Following it 2019/2020 business plan commitments around developing its open finance strategy, the UK financial regulator the FCA has published a feedback statement setting out the responses it has received. Open finance refers to the extension of open banking-like data sharing to a wider range of financial products, such as savings, investments, pensions and insurance.
Since the introduction of PSD2 in January 2018 the FCA has registered or authorised over 139 new providers offering Account Information or Payment Initiation Services.
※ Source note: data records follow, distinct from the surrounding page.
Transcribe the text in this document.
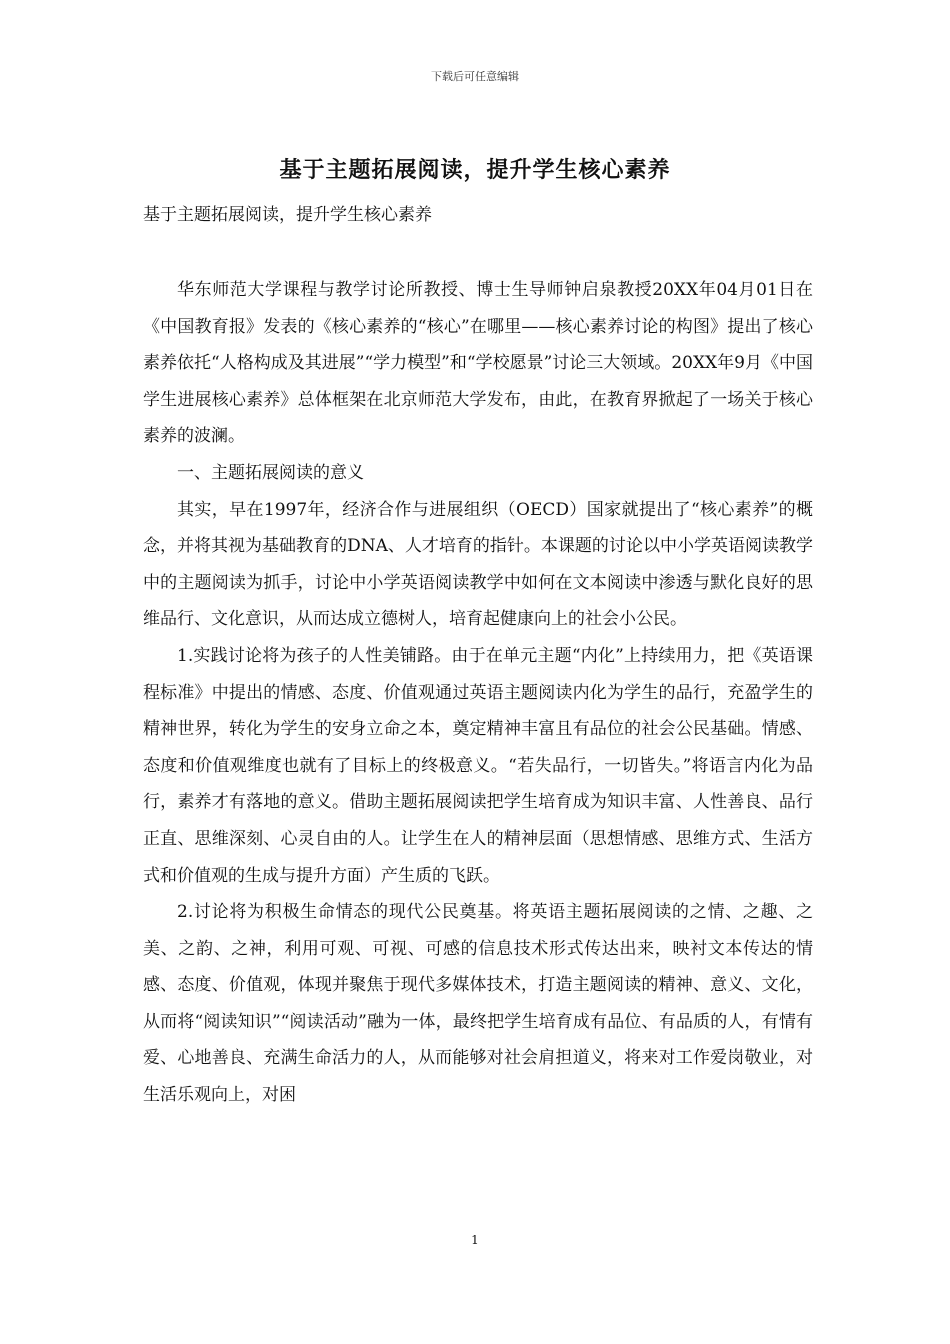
下载后可任意编辑
基于主题拓展阅读，提升学生核心素养
基于主题拓展阅读，提升学生核心素养

华东师范大学课程与教学讨论所教授、博士生导师钟启泉教授20XX年04月01日在《中国教育报》发表的《核心素养的“核心”在哪里——核心素养讨论的构图》提出了核心素养依托“人格构成及其进展”“学力模型”和“学校愿景”讨论三大领域。20XX年9月《中国学生进展核心素养》总体框架在北京师范大学发布，由此，在教育界掀起了一场关于核心素养的波澜。

一、主题拓展阅读的意义

其实，早在1997年，经济合作与进展组织（OECD）国家就提出了“核心素养”的概念，并将其视为基础教育的DNA、人才培育的指针。本课题的讨论以中小学英语阅读教学中的主题阅读为抓手，讨论中小学英语阅读教学中如何在文本阅读中渗透与默化良好的思维品行、文化意识，从而达成立德树人，培育起健康向上的社会小公民。

1.实践讨论将为孩子的人性美铺路。由于在单元主题“内化”上持续用力，把《英语课程标准》中提出的情感、态度、价值观通过英语主题阅读内化为学生的品行，充盈学生的精神世界，转化为学生的安身立命之本，奠定精神丰富且有品位的社会公民基础。情感、态度和价值观维度也就有了目标上的终极意义。“若失品行，一切皆失。”将语言内化为品行，素养才有落地的意义。借助主题拓展阅读把学生培育成为知识丰富、人性善良、品行正直、思维深刻、心灵自由的人。让学生在人的精神层面（思想情感、思维方式、生活方式和价值观的生成与提升方面）产生质的飞跃。

2.讨论将为积极生命情态的现代公民奠基。将英语主题拓展阅读的之情、之趣、之美、之韵、之神，利用可观、可视、可感的信息技术形式传达出来，映衬文本传达的情感、态度、价值观，体现并聚焦于现代多媒体技术，打造主题阅读的精神、意义、文化，从而将“阅读知识”“阅读活动”融为一体，最终把学生培育成有品位、有品质的人，有情有爱、心地善良、充满生命活力的人，从而能够对社会肩担道义，将来对工作爱岗敬业，对生活乐观向上，对困

1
The Financial Conduct Authority is the conduct regulator for nearly 60,000 financial services firms and financial markets in the UK.
According to the FCA, responses show that open finance could potentially offer significant benefits to consumers, including increased competition, improved advice and improved access to a wider and more innovative range of financial products and services. It would also create or increase risks and raise new questions of data ethics. The FCA states that appropriate regulation will be essential to managing those risks and giving consumers the confidence to use open finance services.
Key highlights from the feedback statement include:
- Respondents generally agreed that open banking has developed significantly. There have been high levels of interest from technology firms, incumbents and innovators in and outside the UK.
- Respondents highlighted that the requirement to apply SCA every 90 days is burdensome for customers, creating friction for users, and hindering uptake of open banking services. Various respondents asked the FCA to change the 90-day re-authentication requirement.
- Many respondents agreed that the full benefits of open banking are not likely to be realised for another few years. Many, particularly from the banking sector, thought the FCA should allow for a period of stability where both ASPSPs and TPPs can develop customer-focused propositions based on existing functionality.
- Some respondents said that the Treasury should amend the Money Laundering and Terrorist Financing (Amendment) regulations 2019 to remove account information services providers (AISPs) and payment initiation services providers (PISP) from its scope, as soon as the opportunity arises
- Respondents felt that the biggest single barrier to customer uptake was consumer sentiment and awareness. Two Which? surveys in 2019 found that only 25% of people had heard of open banking and those that had saw a lack of perceived benefits and concerns about data security and privacy as barriers to consumer engagement.